“Shithole bombardiert” oder “Knef 100”

mit Update: der Scherz beim Mittagessen

Es ist die Zeit, in der die Redaktionen nicht arbeiten, sondern “Jahresrückblicke” und -tage zelebrieren. Wenn jemand stirbt, wie jetzt Madame Bardot, werden die vorbereiteten Nachrufe aus den Online-Schubladen herausgeklickt. Alle, die gewöhnlich arbeiten, lümmeln im Skiurlaub herum, oder verdauen auf dem Sofa das Weihnachtsmenü und den Familienstress. Aber wenn all das gerade nicht wäre – würde sich dann ernsthaft jemand dafür interessieren?

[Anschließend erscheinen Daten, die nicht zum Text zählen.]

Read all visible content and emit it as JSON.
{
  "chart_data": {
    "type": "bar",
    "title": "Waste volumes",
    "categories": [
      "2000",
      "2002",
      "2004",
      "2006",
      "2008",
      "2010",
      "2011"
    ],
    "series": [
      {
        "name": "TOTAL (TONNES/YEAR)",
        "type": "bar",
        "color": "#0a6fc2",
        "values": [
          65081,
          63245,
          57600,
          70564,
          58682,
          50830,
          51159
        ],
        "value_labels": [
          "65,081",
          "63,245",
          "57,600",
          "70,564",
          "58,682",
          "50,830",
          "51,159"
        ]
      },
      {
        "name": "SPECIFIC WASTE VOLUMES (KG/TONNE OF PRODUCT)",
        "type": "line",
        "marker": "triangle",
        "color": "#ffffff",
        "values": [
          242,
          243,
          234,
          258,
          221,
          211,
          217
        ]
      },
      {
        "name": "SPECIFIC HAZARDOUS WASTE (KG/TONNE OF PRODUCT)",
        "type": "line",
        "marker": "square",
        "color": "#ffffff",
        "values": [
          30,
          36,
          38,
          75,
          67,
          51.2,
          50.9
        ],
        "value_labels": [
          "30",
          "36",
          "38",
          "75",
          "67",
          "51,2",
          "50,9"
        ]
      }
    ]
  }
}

Ich muss gestehen. Nachdem ich gezielt danach gesucht habe, war ich positiv überrascht, dass die Tagesschau doch noch eine insgesamt journalistisch zumutbare Nachrichtenmeldung zustande gebracht hat. Meine Erwartungen an sie waren schon weit tiefer gefallen.

Nigeria ist ja nur das grösste und wichtigste Land Afrikas. Als nun “der mächtigste Mann der Welt” sich entschlossen hatte, es bombardieren zu lassen, musste seine Regierung gezwungenermassen so tun, als habe er sie konsultiert (was wollen wir wetten?). Denn sonst müsste sie zugeben, dass sie über keine staatliche Souveränität und Gewalt auf ihrem Territorium verfügt. Und stünde international ziemlich nackt und lächerlich da.

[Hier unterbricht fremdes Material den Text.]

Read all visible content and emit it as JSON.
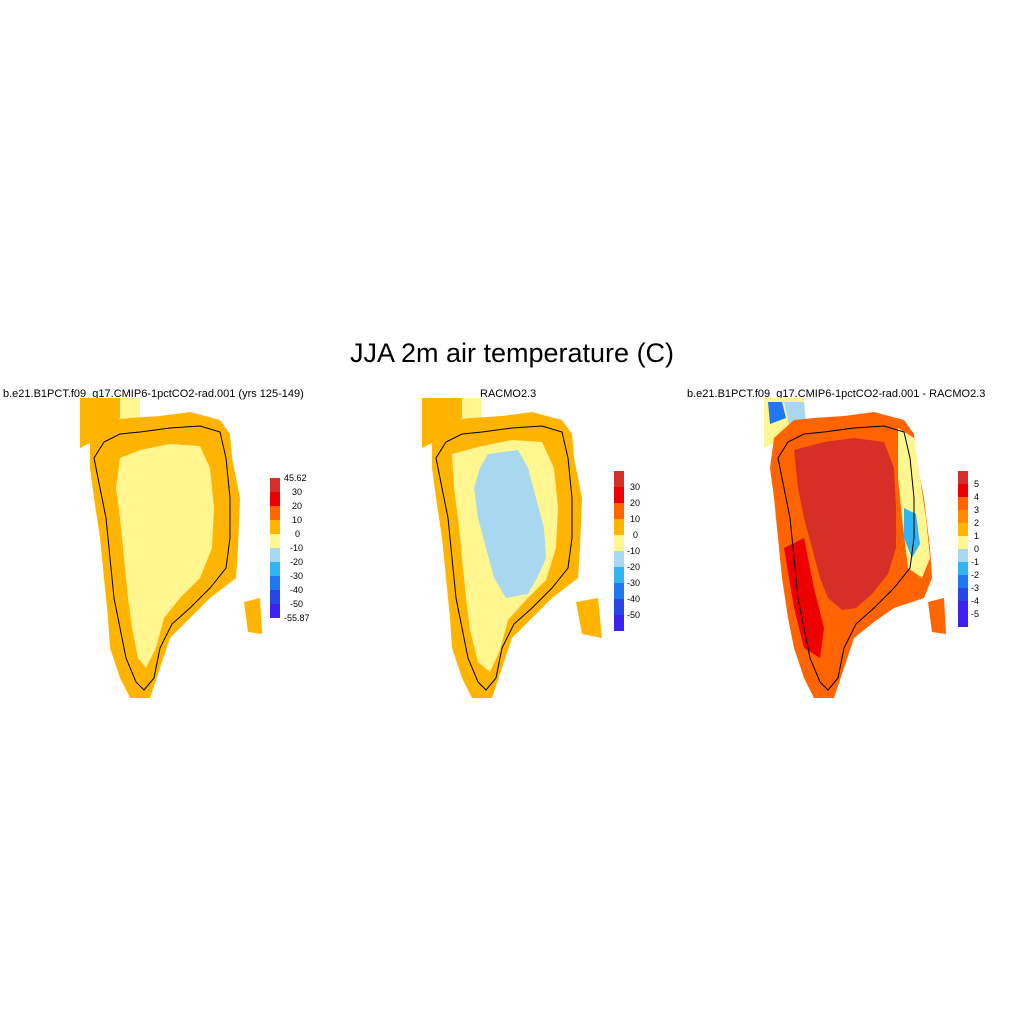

Zum deutschen Wikipedia-Eintrag noch ein Hinweis. Unter “Umweltprobleme” heisst es wörtlich: “Schwerste Schäden entstanden im Nigerdelta durch den Öldiebstahl Einheimischer.” Das ist frech. Denn Nigerias Öl wird von multinationalen Konzernen unter Beihilfe korrupter “Eliten” gestohlen. Wie überall. Aber die Schwarzen sind halt doof und vergiften sich selbst …?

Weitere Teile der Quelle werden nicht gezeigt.